Quando chegamos na escola, falei que esperava no carro. Ela, na correria, nem percebeu minhas intenções. Assim que ela se afastou, vasculhei os pacotes, que estavam bem lacrados, mas rasguei um deles o suficiente pra ver o que era. De fato, vi uma peça pequena, umas bolas chinesas. Não podia acreditar. A situação tava escapando do meu controle, já tava me excitando só de imaginar minha mãe com essas coisas enfiadas no cu. Me apressei e deixei tudo no lugar.
Quando chegamos em casa, a primeira coisa que fiz foi pegar minhas economias de uma caixa e saí pra comprar umas microcâmeras espiãs disfarçadas em objetos que não tinham nada a ver com câmera. Comprei quatro, uma com formato de carinha feliz, uma era... um adesivo de carro e as outras duas eram tipo um botãozinho que grudava em qualquer superfície.
De manhã, antes de ir pra faculdade, consegui entrar no quarto dos meus pais enquanto eles tomavam café, coloquei uma no banheiro deles e a outra de frente pra cama de casal. Era realmente imperceptível, não ativei na hora porque, quando ligadas, a capacidade de gravação é de 7 a 8 horas, então só deixei elas lá.
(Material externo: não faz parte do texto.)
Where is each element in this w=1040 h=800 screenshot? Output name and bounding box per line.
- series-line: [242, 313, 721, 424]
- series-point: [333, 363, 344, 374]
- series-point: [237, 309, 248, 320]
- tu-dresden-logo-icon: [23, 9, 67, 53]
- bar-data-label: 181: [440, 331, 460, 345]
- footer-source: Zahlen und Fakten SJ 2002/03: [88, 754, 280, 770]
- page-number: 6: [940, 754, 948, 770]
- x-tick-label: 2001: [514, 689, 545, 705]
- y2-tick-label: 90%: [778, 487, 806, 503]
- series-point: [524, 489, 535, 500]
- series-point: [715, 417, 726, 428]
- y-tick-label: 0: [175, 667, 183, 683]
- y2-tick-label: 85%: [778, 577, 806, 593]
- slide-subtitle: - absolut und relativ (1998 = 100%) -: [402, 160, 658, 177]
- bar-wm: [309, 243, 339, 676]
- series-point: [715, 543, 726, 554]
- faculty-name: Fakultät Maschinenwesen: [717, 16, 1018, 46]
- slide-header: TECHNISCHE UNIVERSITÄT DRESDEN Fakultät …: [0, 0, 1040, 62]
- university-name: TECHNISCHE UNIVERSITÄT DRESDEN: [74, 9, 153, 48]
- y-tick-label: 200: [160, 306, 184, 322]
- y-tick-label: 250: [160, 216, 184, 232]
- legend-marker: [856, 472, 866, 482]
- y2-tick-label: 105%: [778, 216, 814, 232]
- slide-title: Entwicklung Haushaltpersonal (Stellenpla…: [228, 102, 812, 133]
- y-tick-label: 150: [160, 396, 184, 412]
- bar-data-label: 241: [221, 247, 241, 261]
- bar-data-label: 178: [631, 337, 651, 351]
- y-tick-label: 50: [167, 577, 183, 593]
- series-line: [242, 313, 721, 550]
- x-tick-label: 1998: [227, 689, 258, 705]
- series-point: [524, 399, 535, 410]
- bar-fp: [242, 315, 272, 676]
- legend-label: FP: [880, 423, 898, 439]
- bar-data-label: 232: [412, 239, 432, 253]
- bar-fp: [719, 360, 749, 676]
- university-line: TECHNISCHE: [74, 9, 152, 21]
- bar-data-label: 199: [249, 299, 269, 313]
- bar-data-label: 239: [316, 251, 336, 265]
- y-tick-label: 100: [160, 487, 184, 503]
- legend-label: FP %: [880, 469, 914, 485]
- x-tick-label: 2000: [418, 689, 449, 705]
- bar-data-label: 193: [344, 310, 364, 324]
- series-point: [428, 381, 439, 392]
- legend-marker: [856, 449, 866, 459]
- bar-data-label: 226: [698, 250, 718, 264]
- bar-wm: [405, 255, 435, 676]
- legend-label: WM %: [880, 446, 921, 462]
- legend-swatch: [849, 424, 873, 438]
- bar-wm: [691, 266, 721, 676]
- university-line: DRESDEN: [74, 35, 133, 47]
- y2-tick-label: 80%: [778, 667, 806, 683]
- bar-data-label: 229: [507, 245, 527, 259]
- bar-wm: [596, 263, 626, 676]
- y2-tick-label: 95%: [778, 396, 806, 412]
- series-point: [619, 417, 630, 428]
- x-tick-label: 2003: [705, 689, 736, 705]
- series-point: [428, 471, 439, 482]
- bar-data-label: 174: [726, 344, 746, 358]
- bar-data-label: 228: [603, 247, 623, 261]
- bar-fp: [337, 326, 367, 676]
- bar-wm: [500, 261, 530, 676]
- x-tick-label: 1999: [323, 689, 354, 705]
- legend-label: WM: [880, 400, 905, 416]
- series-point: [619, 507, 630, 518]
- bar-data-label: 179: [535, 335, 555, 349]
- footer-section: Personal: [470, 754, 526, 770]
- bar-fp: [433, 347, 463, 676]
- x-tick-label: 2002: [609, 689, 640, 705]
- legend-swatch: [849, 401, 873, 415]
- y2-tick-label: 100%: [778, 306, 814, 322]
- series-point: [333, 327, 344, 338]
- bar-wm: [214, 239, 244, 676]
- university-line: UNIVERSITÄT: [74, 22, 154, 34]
Depois de tomar café e deixar meus irmãos na escola, fomos abrir a loja no shopping. Sabia que as microcâmeras na loja seriam mais úteis, então liguei elas na hora. Cada uma me daria pelo menos 7 horas de gravação contínua com som e alta qualidade. Sabia que lá minha mãe teria mais espaço, porque meu pai sai muito de manhã pras transportadoras buscar mercadorias. Com muito cuidado, coloquei uma no banheiro e liguei ela ali mesmo. A outra deixei ligada de frente pra escrivaninha, na parte de cima da grade da entrada, coberta com chiclete pra não aparecer. Me despedi dos meus pais e fui pra faculdade.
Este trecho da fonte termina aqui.